Justin Smoak Complicating Matters
For the first 5 1/2 months of 2012, Justin Smoak was awful. In a make-or-break year, Smoak put up his worst numbers in nearly every meaningful category and lost his spot on the roster, ending up back in Triple-A to try and fix his swing. He only got recalled to the Majors because Mike Carp got injured and they didn’t have any other alternatives at first base in the organization, so despite the fact that he was lousy in Tacoma too, he came back up before he had really gotten his act together. And then he continued to be lousy against Major League pitching.
On September 12th, Smoak was hitting .190/.260/.312 and had been worth -1.4 WAR. He was in the running for worst player of 2012. And then, out of nowhere, Smoak started hitting.
Over the last 10 games, Justin Smoak has come to the plate 38 times, and he’s reached base in 20 of them. He’s only struck out five times. He even has three doubles, which is as many as he had in the first three months of the season put together, and he’s hit the ball over the wall twice.
Five extra base hits in 10 games isn’t anything special for a first baseman, but for Smoak, it’s a pretty big step forward from what he’d done previously. And, it’s come at the same time that he’s making contact and stinging singles all over the plate, so the total package has resulted in a crazy .455/.526/.727 line that is second best in baseball over the last 14 days – only Ichiro Suzuki has been better. I wonder what the odds in June would have been for Ichiro and Smoak being the two best hitters in baseball down the stretch. Baseball is weird.
So, after 5 1/2 months of being hopeless, Smoak has given us 10 days of being amazing, and is threatening to leave a lasting positive memory of his performance on the organization going into the off-season. An off-season in which one of the main priorities is to figure out what they’re going to do at first base, because they simply can’t go into 2013 with Justin Smoak penciled in as a starter. But, now, all of the sudden, having him around to at least fight for a job in spring training doesn’t seem all that crazy, given his shorter swing and the results its producing. It’s worth figuring out if this is for real, right?
Well, maybe. Keep in mind, Smoak has done this before, and even put together a run like this earlier in the season. From May 25 to June 2nd, Smoak hit .394/.459/.879 over 37 plate appearances. He hit five home runs in eight games while only striking out six times. He won AL Player of the Week. And then it all disappeared in an instant – from June 3rd to June 17th, he hit .137/.241/.137, failing to even knock a single extra base in 14 games. Smoak’s crazy hot streak didn’t have any predictive value then, and we should be careful assuming that this one does simply because we might not have enough time left in the season to actually see the regression take place.
I hope Justin Smoak has figured something out. It doesn’t make sense that he’s truly one of the worst hitters in baseball, and it’s nice to see that he is still capable of hitting the ball hard for short bursts of time. But, I don’t think our opinion of what the team should do with Justin Smoak next year should have changed much over the last 10 days.

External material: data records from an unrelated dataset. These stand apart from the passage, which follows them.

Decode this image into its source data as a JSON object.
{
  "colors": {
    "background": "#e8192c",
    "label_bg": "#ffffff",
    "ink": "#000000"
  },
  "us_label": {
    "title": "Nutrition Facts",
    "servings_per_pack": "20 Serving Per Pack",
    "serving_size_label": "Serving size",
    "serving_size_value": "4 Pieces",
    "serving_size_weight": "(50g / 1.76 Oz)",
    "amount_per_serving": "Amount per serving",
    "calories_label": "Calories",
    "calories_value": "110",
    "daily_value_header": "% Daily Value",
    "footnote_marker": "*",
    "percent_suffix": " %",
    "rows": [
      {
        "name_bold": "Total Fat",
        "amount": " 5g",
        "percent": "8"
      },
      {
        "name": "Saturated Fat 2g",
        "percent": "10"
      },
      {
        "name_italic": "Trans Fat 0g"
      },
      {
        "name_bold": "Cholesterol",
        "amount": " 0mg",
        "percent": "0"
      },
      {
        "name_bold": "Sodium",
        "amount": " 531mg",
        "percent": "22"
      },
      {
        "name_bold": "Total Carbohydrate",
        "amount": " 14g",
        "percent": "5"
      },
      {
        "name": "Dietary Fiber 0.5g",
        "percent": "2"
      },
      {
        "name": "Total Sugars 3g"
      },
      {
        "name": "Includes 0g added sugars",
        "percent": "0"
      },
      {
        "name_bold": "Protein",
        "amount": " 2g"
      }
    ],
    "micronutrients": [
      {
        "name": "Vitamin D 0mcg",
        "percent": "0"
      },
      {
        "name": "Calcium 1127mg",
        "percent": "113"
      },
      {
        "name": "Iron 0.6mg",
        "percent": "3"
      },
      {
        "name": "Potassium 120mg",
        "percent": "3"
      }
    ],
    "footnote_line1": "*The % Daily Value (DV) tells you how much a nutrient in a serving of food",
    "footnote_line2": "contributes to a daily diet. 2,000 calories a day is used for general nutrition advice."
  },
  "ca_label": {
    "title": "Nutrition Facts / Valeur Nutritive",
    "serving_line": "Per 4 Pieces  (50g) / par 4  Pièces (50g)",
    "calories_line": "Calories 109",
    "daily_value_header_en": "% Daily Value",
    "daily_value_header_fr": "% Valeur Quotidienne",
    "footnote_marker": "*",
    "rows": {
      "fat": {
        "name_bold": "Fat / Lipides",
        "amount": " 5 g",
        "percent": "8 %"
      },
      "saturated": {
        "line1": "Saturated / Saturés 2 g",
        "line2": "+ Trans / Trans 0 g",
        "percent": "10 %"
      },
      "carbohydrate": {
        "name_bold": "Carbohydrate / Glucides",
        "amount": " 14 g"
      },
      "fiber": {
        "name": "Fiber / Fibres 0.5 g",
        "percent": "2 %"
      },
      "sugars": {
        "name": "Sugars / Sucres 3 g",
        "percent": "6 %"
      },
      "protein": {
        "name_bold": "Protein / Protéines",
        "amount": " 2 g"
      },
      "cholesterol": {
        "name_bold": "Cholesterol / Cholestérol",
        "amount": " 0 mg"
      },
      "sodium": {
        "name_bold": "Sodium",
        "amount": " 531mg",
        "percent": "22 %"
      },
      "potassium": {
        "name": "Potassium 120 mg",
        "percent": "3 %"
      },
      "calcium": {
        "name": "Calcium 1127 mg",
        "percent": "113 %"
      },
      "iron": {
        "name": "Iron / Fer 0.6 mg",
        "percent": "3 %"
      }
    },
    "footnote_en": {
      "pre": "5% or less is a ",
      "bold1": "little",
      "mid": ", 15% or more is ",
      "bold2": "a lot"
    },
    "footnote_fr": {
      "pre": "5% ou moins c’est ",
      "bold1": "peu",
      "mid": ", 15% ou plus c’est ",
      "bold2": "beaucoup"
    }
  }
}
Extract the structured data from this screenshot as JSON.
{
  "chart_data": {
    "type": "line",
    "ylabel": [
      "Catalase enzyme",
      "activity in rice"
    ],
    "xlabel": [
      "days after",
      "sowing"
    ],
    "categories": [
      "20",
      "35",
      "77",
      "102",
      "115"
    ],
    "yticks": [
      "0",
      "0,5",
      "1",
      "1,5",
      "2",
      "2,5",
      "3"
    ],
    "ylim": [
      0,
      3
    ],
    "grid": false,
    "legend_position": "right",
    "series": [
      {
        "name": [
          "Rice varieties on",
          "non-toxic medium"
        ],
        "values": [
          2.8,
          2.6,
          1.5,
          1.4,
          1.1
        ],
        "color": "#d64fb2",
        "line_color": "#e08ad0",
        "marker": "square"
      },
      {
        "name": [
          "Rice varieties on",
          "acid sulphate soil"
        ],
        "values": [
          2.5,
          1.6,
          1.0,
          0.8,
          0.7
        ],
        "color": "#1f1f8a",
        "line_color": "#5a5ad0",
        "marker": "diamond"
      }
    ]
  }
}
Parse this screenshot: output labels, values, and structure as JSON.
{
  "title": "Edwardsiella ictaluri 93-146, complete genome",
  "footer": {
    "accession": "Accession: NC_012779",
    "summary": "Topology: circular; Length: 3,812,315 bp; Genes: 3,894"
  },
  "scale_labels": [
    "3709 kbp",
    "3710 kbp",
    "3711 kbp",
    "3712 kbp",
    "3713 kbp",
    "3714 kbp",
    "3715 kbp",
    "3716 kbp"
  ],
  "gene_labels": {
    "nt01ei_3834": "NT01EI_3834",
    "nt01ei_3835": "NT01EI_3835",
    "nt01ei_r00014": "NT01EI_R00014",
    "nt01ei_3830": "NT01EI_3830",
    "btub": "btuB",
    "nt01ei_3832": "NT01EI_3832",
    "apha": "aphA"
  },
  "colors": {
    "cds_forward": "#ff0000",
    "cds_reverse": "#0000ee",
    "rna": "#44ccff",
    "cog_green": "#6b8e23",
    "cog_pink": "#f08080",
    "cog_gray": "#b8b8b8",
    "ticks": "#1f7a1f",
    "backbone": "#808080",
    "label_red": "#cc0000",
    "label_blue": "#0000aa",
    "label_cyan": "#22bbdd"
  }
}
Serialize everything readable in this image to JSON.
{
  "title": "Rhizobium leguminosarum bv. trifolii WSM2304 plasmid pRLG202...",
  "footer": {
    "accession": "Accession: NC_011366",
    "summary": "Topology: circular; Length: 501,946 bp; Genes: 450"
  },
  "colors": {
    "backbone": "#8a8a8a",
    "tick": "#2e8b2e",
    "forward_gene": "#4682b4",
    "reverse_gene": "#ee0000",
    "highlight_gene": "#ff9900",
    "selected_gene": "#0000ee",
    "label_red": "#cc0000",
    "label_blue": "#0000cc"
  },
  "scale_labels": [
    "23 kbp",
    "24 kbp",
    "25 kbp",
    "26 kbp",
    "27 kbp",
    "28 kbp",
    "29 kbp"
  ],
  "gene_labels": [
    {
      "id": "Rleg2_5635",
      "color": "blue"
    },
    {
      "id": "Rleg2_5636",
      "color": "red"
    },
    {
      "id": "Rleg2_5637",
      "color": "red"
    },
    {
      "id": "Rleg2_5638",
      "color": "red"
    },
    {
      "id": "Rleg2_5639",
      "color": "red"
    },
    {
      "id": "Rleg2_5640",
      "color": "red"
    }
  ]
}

Because he was never optioned to the minors in 2011, he still one option year remaining, meaning the Mariners can have him start 2013 in Tacoma if they want. And they should want to. If he’s really retooled his swing in a way that will lead to long term success, starting out in the hitter’s heaven of the PCL should allow him to prove it in an environment where hitting the ball hard is often rewarded. While I’m sure these last 10 days have been a confidence boost, sustained success with his new swing can’t hurt, and he’s more likely to get that kind of confidence-inspiring success in the minors than he is in the Majors. And, to be honest, the Mariners need more proof that he really is a changed hitter, capable of racking up doubles in bunches and avoiding all those weak pop-ups he hit this year.
Back in June, I wrote that I was ready to give up on Justin Smoak. My feelings from that post still haven’t changed – the Mariners have to do better at first base next year than simply giving Smoak another opportunity. But, now, instead of shipping him off as a change-of-scenery guy, keeping him around as depth in Tacoma doesn’t seem like a terrible idea. If these changes are real, and he’s going to keep hitting in the future, having him start 2013 in the minors to earn his way back to the big leagues isn’t a terrible idea. If he lights up the PCL next April, I’m sure the Mariners won’t have a problem finding room for him on the roster, and if he doesn’t, then they’ll be happy they didn’t waste another year hoping that this is the season Justin Smoak gets hot for more than a week or two at a time.
10 days ago, it was fairly safe to write Smoak out of the team’s plans for next year. Now, he’s forced himself back into the discussion, but 10 good games shouldn’t be enough to overwhelm the months and years of failure that he’s put up previously. While I’m happy to see Smoak doing well, the M’s need to view his recent run of success with some skepticism, at least when it comes to planning for who is getting playing time in 2013. He’s hit well enough to avoid being a write-off, but he shouldn’t yet be given any kind of starring role in the team’s future plans. Now, you keep around as a curiosity and depth, but you still can’t go into next year with Smoak as the scheduled starter at first base. He hasn’t earned that, even with a really strong finish to the year.